Prior to this, he was responsible for the program leaders of the oncology portfolio, part of the cross-functional oncology leadership team, and Head of Early Stage Licensing of Merck Serono. He started his carrier in Merck 10 years ago as a member of the corporate development team and was member of the Serono acquisition and integration team.
Prior to joining Merck, he co-founded a biotech company focusing on R&D in dermatology where he served as a Chief Business Officer. Peter holds a PhD in molecular biology from the University of Konstanz and began his carrier as a postdoc in biochemistry at the Gene Center Munich.
Professor Bart Vanhaesebroeck is Professor of Cell Signalling at the University College London Cancer Institute.
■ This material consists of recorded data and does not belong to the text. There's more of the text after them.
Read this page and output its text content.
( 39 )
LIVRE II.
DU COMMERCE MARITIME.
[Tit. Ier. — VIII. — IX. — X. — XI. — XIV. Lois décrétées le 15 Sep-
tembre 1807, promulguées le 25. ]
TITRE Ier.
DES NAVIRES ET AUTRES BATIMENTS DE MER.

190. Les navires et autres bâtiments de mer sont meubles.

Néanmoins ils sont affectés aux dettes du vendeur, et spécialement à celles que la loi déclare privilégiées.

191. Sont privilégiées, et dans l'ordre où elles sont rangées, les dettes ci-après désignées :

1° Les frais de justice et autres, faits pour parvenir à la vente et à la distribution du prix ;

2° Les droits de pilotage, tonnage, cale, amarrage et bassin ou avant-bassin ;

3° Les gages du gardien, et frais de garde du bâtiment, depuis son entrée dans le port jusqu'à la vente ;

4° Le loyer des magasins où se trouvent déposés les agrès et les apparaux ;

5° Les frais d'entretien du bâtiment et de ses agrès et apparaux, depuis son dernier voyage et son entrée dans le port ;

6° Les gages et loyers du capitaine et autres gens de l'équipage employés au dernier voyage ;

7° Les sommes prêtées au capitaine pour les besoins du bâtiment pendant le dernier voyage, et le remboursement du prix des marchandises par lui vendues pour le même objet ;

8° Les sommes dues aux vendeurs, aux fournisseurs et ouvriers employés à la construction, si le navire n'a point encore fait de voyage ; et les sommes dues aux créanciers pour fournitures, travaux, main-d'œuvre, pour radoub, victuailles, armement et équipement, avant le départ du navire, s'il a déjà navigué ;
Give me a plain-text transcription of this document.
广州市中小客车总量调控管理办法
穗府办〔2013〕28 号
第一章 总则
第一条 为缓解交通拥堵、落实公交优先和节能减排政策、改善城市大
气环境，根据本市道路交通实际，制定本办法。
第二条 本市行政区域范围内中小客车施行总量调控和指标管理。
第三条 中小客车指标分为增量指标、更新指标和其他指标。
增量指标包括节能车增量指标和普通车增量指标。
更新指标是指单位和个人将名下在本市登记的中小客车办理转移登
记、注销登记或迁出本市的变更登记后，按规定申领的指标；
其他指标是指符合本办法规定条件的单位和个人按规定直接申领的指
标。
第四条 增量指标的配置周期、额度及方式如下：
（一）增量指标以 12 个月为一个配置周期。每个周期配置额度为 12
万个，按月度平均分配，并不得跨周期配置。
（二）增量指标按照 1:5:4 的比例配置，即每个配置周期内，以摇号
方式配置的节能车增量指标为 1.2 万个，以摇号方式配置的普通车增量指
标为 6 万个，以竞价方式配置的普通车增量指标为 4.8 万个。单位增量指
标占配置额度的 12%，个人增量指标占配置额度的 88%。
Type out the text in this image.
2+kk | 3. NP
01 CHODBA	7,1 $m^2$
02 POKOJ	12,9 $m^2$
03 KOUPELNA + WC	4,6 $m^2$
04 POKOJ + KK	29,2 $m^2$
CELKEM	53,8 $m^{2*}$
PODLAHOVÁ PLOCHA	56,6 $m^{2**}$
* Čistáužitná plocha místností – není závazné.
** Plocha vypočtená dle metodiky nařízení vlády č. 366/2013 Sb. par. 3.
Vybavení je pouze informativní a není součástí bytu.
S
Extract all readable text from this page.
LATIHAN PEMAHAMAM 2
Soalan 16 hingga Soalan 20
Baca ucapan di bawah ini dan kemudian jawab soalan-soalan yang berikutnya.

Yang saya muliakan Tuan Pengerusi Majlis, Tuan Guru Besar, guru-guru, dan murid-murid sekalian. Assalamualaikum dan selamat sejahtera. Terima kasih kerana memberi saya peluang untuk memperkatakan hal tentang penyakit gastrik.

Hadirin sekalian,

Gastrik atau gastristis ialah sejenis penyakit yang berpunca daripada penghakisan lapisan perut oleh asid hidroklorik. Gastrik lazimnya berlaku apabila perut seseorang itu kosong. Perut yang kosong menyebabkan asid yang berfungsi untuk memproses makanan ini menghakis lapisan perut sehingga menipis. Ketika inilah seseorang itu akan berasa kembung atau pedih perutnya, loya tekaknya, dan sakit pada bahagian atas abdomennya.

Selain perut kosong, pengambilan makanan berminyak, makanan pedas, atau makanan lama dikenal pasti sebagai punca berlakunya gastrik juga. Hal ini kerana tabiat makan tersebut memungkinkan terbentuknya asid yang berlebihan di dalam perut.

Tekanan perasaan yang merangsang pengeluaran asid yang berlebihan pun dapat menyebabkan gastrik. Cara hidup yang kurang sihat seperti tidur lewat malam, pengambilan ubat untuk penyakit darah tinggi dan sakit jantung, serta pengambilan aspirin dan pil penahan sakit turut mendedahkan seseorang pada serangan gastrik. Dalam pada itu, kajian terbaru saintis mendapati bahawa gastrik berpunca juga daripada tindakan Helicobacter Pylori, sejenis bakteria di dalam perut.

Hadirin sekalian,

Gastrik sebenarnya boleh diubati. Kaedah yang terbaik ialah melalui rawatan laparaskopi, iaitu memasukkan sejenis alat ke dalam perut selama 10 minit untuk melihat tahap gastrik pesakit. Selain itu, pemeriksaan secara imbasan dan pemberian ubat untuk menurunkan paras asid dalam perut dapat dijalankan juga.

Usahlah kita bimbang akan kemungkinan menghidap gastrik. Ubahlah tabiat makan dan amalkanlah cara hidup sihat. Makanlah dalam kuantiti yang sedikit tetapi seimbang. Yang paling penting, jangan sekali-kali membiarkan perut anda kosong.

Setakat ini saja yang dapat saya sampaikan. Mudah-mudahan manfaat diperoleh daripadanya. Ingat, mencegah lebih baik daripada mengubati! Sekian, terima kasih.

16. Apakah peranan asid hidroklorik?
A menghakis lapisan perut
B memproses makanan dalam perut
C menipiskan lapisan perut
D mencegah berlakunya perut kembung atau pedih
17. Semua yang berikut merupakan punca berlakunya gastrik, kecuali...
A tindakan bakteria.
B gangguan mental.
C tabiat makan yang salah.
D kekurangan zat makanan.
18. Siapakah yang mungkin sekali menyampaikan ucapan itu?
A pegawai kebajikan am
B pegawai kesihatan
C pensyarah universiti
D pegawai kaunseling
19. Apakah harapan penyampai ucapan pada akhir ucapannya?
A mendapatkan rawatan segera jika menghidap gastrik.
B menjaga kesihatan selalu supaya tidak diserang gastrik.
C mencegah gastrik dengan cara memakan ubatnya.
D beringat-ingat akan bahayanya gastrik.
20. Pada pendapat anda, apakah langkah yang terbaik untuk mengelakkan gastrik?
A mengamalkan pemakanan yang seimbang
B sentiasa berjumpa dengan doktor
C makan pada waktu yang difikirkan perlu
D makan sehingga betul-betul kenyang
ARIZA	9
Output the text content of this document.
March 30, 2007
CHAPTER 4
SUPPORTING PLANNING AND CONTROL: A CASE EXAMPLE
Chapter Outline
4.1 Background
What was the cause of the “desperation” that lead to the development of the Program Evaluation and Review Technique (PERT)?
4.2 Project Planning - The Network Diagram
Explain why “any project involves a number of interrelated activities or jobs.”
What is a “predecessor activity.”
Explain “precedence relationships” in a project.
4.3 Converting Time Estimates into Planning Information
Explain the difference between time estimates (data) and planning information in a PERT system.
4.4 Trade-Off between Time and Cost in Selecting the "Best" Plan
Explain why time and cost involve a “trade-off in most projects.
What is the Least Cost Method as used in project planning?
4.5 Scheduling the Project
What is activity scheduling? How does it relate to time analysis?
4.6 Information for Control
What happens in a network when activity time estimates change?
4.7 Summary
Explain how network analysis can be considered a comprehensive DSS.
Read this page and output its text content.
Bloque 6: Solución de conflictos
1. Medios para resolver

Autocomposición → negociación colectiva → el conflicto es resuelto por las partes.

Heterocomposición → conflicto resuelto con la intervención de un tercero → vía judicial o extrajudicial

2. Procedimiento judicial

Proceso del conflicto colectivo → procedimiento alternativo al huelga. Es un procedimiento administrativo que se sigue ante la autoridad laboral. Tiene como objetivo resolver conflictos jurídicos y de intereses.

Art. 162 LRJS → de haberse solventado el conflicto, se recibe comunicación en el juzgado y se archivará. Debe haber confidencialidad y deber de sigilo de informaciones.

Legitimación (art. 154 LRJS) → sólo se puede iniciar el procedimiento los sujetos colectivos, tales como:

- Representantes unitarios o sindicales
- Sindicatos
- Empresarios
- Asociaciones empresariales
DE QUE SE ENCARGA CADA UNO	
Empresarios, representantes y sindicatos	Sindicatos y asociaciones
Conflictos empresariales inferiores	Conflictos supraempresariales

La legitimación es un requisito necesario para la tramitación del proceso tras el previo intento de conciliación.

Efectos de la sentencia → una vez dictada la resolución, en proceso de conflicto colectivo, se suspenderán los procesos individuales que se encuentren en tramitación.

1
Following a PhD in the Laboratory of Molecular Biology at Ghent University (Belgium), Prof Vanhaesebroeck carried out postdoctoral studies at the Ludwig Institute for Cancer Research, London where he was involved in a systematic effort to isolate the genes encoding PI 3-kinases (PI3Ks). This led to the realisation that PI3Ks form a family of enzymes. Together with his colleagues, Prof Vanhaesebroeck proposed the now universally-accepted classification and nomenclature of PI3K isoforms. Prof Vanhaesebroeck is an elected member of EMBO and of the UK Academy of Medical Sciences.